Dans le cadre d'une étude locale, la base centrale de données se fixe, pour l'essentiel, sur les archives municipales et/ou départementales. Quant aux bibliothèques et autres fonds, ils en constituent, en quelque sorte, les satellites. C'est par l'intermédiaire des fonds archivistiques que s'est, par exemple, collectée l'information qui, dans le cadre de cette étude, a permis de produire l'argumentation et de constituer le volume nommé Bible d'informations 12 ; un tome dont l'observateur se rendra rapidement compte à quel point sa légitimité se veut capitale dans l'interprétation des données.

"Au service du diable" : l'essentiel des sources se compose donc de l'exploitation de fonds d'archives et de l'analyse d'une historiographie, relativement riche sur la période courant du XIXème siècle au début du XXème siècle ; ce qui justifie, dans une certaine mesure, ô combien le risque incendie et ses conséquences préoccupaient l'homme, la société et les décisionnaires, à cette époque. Tous les ouvrages recensés n'ont effectivement rien du roman. Tous sont l'expression d'un désir : le concours à la sécurité des personnes et à la sauvegarde des biens ; certains y ont l'empreinte de la technique, des inquiétudes, d'autres de l'intérêt -déjà- pour l'institutionnalisation des unités de secours et leur fonctionnement.

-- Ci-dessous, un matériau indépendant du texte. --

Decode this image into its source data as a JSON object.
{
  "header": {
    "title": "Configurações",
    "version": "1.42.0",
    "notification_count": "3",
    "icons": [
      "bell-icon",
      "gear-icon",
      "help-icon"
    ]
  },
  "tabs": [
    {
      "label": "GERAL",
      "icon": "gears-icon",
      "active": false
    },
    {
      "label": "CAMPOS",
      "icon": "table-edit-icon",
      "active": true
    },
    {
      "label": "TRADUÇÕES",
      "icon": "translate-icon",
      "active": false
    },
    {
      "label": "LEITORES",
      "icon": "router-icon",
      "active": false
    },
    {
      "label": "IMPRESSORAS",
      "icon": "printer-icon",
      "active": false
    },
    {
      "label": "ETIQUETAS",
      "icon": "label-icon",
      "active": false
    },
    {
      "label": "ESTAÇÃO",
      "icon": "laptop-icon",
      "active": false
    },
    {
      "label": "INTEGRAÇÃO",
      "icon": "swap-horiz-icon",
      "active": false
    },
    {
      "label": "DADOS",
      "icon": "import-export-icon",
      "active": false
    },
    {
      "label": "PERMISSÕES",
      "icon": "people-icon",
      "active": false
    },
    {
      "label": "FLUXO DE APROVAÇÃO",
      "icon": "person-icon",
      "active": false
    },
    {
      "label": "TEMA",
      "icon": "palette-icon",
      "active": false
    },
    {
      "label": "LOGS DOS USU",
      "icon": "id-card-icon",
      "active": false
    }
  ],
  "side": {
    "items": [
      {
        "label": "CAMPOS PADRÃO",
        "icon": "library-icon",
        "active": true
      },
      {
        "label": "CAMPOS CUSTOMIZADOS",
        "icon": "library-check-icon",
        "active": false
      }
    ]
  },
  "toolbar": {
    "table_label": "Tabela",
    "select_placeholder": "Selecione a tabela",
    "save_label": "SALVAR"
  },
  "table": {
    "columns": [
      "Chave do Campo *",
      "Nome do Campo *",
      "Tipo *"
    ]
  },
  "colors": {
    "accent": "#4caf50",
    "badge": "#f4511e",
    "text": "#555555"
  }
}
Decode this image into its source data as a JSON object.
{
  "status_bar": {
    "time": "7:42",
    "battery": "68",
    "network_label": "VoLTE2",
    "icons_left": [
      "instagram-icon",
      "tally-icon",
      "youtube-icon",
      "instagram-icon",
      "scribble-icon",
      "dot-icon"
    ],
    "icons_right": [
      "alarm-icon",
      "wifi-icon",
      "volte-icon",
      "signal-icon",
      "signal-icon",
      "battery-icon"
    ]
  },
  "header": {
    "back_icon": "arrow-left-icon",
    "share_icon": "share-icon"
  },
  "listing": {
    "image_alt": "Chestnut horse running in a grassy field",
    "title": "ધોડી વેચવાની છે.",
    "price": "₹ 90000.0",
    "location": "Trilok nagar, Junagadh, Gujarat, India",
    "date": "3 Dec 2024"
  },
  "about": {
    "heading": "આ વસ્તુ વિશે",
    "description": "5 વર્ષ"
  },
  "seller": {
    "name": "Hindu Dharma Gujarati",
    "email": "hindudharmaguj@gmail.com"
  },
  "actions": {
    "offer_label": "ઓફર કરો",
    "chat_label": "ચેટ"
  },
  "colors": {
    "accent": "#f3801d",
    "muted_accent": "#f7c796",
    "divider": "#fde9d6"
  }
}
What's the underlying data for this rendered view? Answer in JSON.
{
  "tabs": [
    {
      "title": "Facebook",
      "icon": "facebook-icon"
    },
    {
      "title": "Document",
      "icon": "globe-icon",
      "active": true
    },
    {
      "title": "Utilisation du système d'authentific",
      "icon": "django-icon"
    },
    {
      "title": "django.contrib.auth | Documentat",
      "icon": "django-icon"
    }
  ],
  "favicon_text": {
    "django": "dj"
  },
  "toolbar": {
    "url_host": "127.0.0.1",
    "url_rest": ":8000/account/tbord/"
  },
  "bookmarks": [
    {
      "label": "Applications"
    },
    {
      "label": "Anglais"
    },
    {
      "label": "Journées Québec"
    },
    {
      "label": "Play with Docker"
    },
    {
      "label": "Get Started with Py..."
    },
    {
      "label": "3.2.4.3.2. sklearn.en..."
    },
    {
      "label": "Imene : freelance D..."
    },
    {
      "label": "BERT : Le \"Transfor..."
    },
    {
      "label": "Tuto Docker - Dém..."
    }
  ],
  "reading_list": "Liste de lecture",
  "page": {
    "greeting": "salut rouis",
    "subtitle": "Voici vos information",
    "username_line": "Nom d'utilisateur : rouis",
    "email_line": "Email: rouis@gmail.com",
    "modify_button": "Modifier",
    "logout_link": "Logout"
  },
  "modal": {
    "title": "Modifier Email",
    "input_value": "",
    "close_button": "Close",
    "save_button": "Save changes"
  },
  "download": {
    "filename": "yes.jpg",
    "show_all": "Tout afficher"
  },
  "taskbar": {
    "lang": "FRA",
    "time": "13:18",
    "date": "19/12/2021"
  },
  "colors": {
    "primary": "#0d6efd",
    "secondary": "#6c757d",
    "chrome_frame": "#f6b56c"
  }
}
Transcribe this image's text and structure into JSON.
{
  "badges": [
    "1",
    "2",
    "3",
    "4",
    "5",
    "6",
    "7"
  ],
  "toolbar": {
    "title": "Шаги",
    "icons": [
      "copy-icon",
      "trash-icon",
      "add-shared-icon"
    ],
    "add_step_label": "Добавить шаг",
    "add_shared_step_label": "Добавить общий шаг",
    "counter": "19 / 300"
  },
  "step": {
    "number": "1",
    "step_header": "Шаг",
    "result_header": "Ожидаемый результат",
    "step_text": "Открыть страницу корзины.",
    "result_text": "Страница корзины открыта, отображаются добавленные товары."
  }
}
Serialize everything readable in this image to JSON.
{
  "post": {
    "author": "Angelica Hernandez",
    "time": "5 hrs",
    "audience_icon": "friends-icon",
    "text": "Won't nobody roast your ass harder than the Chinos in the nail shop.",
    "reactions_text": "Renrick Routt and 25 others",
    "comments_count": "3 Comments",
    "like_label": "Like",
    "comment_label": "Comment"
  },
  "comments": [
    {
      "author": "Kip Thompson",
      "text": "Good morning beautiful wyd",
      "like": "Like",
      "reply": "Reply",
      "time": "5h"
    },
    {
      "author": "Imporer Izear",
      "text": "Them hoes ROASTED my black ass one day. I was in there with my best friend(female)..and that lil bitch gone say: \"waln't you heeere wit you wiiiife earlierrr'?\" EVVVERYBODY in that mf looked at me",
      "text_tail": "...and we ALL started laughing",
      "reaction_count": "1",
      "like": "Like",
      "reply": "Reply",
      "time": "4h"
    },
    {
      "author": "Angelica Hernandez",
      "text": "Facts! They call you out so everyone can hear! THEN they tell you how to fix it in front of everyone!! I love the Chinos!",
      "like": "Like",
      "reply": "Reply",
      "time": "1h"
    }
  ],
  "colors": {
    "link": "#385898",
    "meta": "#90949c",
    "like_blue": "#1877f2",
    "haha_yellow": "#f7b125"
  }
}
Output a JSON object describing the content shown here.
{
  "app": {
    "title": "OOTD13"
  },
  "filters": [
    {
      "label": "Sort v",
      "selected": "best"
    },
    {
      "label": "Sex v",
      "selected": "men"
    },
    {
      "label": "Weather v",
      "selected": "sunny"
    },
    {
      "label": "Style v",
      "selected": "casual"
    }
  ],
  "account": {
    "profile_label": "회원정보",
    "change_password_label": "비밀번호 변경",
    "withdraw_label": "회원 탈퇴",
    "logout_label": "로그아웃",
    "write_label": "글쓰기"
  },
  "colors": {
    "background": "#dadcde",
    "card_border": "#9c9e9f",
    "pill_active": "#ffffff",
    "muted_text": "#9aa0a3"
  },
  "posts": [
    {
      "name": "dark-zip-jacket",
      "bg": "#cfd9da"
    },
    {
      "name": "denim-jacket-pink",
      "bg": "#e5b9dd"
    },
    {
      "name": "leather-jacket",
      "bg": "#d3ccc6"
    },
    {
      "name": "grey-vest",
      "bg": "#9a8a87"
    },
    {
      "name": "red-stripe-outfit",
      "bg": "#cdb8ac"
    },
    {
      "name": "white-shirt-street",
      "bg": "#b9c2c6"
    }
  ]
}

Les archives nationales détiennent des documents qui intéressent au premier chef les thèmes auxquels l'étude se rapporte. Néanmoins, pour les plus significatifs -les documents officiels issus des sphères politiques et administratives-, tous sont accessibles par la consultation de publications précises : le Journal Officiel 13 ou le Bulletin des lois 14, les Recueils des actes administratifs15, les bulletins des différents ministères, notamment le Bulletin du ministère de l'Intérieur 16, les dictionnaires d'administration et plusieurs autres ouvrages, généralement disponibles dans la plupart des bibliothèques comme le préciseront plusieurs des notes de bas de page. Il est donc plus logique de s'attarder sur le patrimoine local comme d'une source directe, comme d'un corps et d'une armature pour le recensement de l'information.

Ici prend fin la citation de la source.